Replication channel failover is discussed in the MySQL manual and it is quite easy to implement. When the primary replication channel fails, all you need to do is some SQL queries, do a CHANGE MASTER TO, issue a START SLAVE and it should be replicating again.

This fail-over procedure is also very useful if you are upgrading the Master MySQL Cluster mysqld processes doing binary logging. For this you do not need a (controlled) fail-over to the Slave Cluster. You simply point the SQL Node reading events from the Master to another mysqld and switch back when the upgrade is done.

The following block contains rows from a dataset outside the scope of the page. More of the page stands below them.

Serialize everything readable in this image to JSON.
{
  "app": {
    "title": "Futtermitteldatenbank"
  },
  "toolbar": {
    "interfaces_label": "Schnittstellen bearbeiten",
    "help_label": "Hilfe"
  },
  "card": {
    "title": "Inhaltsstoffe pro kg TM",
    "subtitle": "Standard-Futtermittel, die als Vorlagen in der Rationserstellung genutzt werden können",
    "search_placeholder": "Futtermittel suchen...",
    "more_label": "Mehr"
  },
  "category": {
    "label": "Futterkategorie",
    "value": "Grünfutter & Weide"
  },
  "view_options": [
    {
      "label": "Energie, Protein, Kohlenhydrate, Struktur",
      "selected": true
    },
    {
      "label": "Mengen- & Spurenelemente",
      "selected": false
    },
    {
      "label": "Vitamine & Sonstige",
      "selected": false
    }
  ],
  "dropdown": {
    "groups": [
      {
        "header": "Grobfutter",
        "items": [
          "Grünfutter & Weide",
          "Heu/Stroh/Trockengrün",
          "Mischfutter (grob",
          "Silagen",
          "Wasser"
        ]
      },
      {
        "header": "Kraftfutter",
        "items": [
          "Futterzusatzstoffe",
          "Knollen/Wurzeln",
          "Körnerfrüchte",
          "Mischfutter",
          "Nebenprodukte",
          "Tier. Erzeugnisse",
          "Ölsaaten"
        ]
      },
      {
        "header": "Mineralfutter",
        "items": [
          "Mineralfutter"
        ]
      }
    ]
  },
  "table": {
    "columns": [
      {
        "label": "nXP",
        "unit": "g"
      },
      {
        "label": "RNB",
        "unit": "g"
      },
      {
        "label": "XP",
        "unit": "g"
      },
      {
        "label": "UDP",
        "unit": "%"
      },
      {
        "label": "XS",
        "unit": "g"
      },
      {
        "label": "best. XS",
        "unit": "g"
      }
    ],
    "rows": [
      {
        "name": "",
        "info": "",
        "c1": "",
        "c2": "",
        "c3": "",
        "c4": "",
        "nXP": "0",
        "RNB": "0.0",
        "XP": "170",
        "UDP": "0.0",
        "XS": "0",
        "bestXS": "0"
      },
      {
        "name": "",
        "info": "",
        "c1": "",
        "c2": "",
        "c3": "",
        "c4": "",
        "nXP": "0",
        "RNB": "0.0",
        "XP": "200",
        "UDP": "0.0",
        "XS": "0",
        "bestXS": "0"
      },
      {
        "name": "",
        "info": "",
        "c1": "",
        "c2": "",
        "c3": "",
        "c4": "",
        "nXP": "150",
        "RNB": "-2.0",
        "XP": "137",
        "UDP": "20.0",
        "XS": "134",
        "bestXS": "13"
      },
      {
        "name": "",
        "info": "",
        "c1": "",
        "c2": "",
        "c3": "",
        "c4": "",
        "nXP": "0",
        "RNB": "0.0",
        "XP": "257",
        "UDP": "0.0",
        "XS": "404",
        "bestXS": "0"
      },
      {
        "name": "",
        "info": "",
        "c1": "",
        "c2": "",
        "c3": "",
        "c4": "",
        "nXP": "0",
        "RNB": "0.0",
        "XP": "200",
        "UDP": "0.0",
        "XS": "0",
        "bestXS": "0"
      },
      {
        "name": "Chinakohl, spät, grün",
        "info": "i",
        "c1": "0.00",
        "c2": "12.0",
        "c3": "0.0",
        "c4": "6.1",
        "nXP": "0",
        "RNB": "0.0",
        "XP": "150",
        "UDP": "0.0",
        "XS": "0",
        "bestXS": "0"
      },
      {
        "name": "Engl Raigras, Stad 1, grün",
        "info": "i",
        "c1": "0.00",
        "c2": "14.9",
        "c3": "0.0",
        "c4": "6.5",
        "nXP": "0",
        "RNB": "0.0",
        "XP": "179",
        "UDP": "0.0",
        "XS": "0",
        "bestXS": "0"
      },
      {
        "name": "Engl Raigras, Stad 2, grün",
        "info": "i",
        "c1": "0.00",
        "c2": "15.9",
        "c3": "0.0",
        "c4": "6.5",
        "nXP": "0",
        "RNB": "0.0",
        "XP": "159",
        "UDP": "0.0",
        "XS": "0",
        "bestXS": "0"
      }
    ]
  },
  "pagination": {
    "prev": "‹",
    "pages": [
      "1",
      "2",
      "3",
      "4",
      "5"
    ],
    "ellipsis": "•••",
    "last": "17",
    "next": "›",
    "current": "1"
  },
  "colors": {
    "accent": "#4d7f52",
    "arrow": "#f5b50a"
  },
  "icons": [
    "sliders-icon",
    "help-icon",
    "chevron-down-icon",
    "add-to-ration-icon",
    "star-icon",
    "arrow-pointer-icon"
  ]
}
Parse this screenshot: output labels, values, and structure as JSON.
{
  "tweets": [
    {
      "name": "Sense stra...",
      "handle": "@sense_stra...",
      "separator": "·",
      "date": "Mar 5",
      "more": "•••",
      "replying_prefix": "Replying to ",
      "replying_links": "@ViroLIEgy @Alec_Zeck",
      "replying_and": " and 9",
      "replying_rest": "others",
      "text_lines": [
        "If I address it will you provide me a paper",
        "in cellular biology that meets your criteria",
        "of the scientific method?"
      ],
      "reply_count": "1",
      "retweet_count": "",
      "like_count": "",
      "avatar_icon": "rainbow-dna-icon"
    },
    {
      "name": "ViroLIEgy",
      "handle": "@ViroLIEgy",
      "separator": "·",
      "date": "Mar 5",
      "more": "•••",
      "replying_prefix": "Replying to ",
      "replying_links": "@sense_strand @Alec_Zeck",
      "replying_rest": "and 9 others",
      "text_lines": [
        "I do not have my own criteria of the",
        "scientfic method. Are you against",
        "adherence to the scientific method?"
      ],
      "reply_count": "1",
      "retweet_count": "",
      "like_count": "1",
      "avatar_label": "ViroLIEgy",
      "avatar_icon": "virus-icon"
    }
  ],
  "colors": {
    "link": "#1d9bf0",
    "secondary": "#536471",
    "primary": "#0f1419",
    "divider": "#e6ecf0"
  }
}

The MySQL manual describes what to do, here is a summary in a few point:

  1. Stop the Slave SQL Node
  2. Get the last epoch on this Slave SQL Node
  3. Using this epoch, get the binary log file and position on the new Master SQL Node
  4. On the Slave SQL Node, use CHANGE MASTER TO with the file and log position from previous point
  5. Start the Slave SQL Node, and it should work

Few notes:

  • You need to have 2 SQL nodes on the Master MySQL Cluster which are configured to do binary logging. If you haven’t, please do ASAP.
  • It’s good to temporize between steps 2 and 3, like 10 seconds.
  • Yes, SQL Node is in this case a mysqld process.

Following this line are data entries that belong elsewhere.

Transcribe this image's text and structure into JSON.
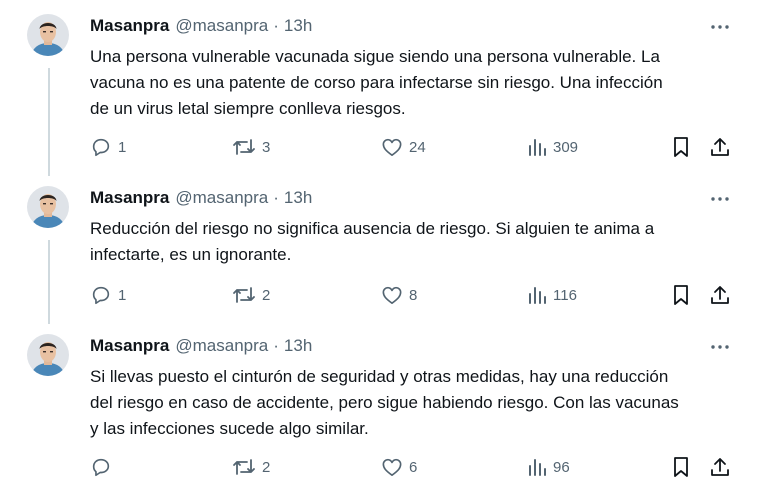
{
  "tweets": [
    {
      "name": "Masanpra",
      "handle": "@masanpra",
      "dot": "·",
      "time": "13h",
      "text": "Una persona vulnerable vacunada sigue siendo una persona vulnerable. La\nvacuna no es una patente de corso para infectarse sin riesgo. Una infección\nde un virus letal siempre conlleva riesgos.",
      "replies": "1",
      "retweets": "3",
      "likes": "24",
      "views": "309"
    },
    {
      "name": "Masanpra",
      "handle": "@masanpra",
      "dot": "·",
      "time": "13h",
      "text": "Reducción del riesgo no significa ausencia de riesgo. Si alguien te anima a\ninfectarte, es un ignorante.",
      "replies": "1",
      "retweets": "2",
      "likes": "8",
      "views": "116"
    },
    {
      "name": "Masanpra",
      "handle": "@masanpra",
      "dot": "·",
      "time": "13h",
      "text": "Si llevas puesto el cinturón de seguridad y otras medidas, hay una reducción\ndel riesgo en caso de accidente, pero sigue habiendo riesgo. Con las vacunas\ny las infecciones sucede algo similar.",
      "replies": "",
      "retweets": "2",
      "likes": "6",
      "views": "96"
    }
  ],
  "colors": {
    "text": "#0f1419",
    "secondary": "#536471",
    "thread_line": "#cfd9de"
  },
  "icons": [
    "reply-icon",
    "retweet-icon",
    "like-icon",
    "views-icon",
    "bookmark-icon",
    "share-icon",
    "more-icon"
  ]
}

The following Python functions are just examples, but hopefully they useful for somebody (full script not provided but it is using MySQL Connector/Python!):

def _get_last_epoch(slave):
  c = slave.cursor()
  stmt = "SELECT MAX(epoch) AS lastepoch FROM mysql.ndb_apply_status"
  c.execute(stmt)
  row = c.fetchone()
  c.close()
  return row[0]

def _get_binary_log_info(master, lastEpoch):
  c = master.cursor()
  stmt = ("SELECT SUBSTRING_INDEX(File, '/', -1),"
    "Position "
    "FROM mysql.ndb_binlog_index "
    "WHERE epoch > %s "
    "ORDER BY epoch ASC LIMIT 1")
  c.execute(stmt, (lastEpoch,))
  row = c.fetchone()
  c.close()
  return row

def _change_master(slave,masterHost=None,
                   masterPort=None,
                   logFile=None,logPos=None):
  stmtArgs = []
  params = []
  if masterHost:
    stmtArgs.append('MASTER_HOST=%s')
    params.append(masterHost)
  if masterPort:
    stmtArgs.append('MASTER_PORT=%s')
    params.append(masterPort)
  if logFile:
    stmtArgs.append('MASTER_LOG_FILE=%s')
    params.append(logFile)
  if logPos:
    stmtArgs.append('MASTER_LOG_POS=%s')
    params.append(logPos)

  c = slave.cursor()
  stmt = "CHANGE MASTER TO %s" % ', '.join(stmtArgs)
  c.execute(stmt, tuple(params))
  c.close()

Update 2010-02-26: Updating the text a bit; correcting Python code.